Kustecoloog Martin Baptist is gespecialiseerd in de ecologie van het Waddengebied en is door het Ministerie van LNV gevraagd onderzoek te doen naar de grote stern. Samen met zijn collega’s van Wageningen Marine Research (WMR) onderzoekt hij welke impact een zandsuppletie heeft op de populatie grote sterns in het Waddengebied. ‘De grote stern is een iconische soort voor de Waddenzee. Je ziet hem op folders, in films en op vakantiekaarten. Op Ameland broeden zo’n 3.000 paren. De grote stern vangt zijn voedsel, vooral zandspiering, in de buitendelta. Dat is ook het gebied waar de pilotsuppletie van Kustgenese 2.0 plaatsvindt.’
Kieskeurige eter
De grote stern is een kwetsbare vogelsoort. De vogels broeden namelijk op de grond waar ze een gemakkelijke prooi vormen en vatbaar zijn voor overstroming. Bovendien zijn ze heel kieskeurig in hun voedsel. ‘Grote sterns eten bijna alleen haring, sprot en zandspiering. Ze vangen deze voornamelijk in de buitendelta’s van de Waddeneilanden. Jonge kuikens krijgen kleine visjes aangereikt en als ze groter groeien brengen de ouders grotere visjes.’ Bij het jagen op vis speelt ook de helderheid van het water een grote rol. ‘Onderzoek wijst uit dat de vogels in troebel water minder succesvol vis vangen omdat ze hun prooi eenvoudigweg niet zien. Maar kristalhelder water is ook weer niet goed, dan zien vissen de vogels al van ver aankomen en kunnen ze vluchten.’
Bezig aan een comeback
Het ging in het midden van vorige eeuw slecht met de grote stern, maar de populatie herstelt zich. Mede dankzij gericht beleid, vertelt Baptist. ‘Overheden en natuurbeschermers steken er veel tijd en moeite in om de vogels te beschermen.
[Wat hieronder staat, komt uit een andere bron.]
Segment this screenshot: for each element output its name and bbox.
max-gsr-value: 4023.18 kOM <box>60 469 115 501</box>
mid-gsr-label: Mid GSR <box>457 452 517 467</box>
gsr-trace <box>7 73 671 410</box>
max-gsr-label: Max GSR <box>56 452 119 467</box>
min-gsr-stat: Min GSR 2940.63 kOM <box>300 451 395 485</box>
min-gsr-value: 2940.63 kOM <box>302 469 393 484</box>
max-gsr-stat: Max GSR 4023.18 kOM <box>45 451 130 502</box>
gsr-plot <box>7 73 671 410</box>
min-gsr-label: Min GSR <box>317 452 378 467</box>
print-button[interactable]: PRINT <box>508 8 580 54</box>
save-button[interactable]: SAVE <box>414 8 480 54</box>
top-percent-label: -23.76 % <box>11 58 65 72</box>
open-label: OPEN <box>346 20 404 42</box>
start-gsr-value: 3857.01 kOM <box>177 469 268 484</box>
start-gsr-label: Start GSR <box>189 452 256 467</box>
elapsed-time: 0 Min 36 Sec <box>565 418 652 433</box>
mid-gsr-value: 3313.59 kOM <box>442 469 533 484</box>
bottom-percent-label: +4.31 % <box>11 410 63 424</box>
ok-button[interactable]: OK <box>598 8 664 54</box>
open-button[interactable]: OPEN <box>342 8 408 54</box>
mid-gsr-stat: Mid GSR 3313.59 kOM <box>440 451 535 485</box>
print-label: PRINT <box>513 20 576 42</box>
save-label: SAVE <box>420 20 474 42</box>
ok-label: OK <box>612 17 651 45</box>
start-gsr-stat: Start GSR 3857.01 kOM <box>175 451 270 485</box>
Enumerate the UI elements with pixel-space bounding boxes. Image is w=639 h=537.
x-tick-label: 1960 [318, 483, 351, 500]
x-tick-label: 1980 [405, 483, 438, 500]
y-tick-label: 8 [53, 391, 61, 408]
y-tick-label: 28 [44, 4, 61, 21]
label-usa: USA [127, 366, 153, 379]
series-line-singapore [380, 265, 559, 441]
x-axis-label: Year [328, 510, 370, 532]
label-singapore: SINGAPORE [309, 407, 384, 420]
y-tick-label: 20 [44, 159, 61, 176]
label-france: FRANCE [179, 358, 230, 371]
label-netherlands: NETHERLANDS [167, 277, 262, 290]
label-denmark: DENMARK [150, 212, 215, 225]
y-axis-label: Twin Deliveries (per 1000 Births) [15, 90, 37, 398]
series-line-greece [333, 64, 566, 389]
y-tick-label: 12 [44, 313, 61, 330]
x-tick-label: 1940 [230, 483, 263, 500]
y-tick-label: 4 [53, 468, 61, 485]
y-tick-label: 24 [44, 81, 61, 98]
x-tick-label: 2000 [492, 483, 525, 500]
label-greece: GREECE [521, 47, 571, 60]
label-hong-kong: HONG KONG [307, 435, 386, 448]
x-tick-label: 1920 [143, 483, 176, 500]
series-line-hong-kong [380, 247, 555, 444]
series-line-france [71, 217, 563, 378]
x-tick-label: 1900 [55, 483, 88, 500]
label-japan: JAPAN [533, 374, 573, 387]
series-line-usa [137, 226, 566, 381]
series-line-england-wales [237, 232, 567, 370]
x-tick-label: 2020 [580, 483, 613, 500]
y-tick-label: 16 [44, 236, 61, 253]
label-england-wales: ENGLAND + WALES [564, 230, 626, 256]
Dit beleid werpt zijn vruchten af.’ Het onderzoek van Baptist spitst zich vooral toe op de vraag waar precies in een buitendelta de vogels zandspiering voor hun jongen vangen. Want hoewel er drie soorten zandspiering op verschillende plekken in de bodem van het Amelander Zeegat voorkomen, lijken de in de broedperiode belangrijke kleine, jonge zandspieringen maar op een paar plaatsen samen te scholen.
Jonge zandspiering in buurt van suppletielocatie
Uit eerste onderzoeksgegevens blijkt veel jonge zandspiering vooral voor te komen vlakbij de geplande locatie voor de pilotsuppletie in het Amelander Zeegat. Een reden om hier aandacht aan te besteden voor Baptist en zijn collega’s. ‘Maar er is ook veel dat we nog niet weten. Hoe reageert de jonge zandspiering op de suppletie, vluchten ze weg? We weten dat ze vlakbij de geplande locatie zaten in september, maar zijn ze er ook als de pilotsuppletie tijdens het broedseizoen in mei/juni plaatsvindt? En zijn er misschien andere plekken waar ook jonge zandspiering zit?
Grote sterns met gps
Om te onderzoeken in welke delen van een buitendelta de grote sterns precies foerageren, rusten Baptist en zijn collega’s binnenkort in een broedgebied op Texel een aantal vogels uit met gps-trackers. Deze vogels worden gevolgd als ze voedsel halen voor hun kuikens. Ook wordt tijdens de broedperiode onderzocht wat de verspreiding is van zandspiering in het Eierlandse Gat, het foerageergebied voor de grote sterns van Texel, en in het Amelander Zeegat. Op die manier hopen we inzicht te krijgen welke zandspieringsoorten door de grote sterns worden gegeten, en in welke gedeelten van een buitendelta de zandspieringen zitten die door de grote sterns worden gevangen. Baptist: ‘Het is zaak om duidelijkheid te krijgen welke gevolgen een zandsuppletie in een buitendelta heeft op grote sterns. Rijkswaterstaat denkt daarbij volop mee. Zij willen natuurlijk niet dat deze mooie vogel onder de activiteiten lijdt.’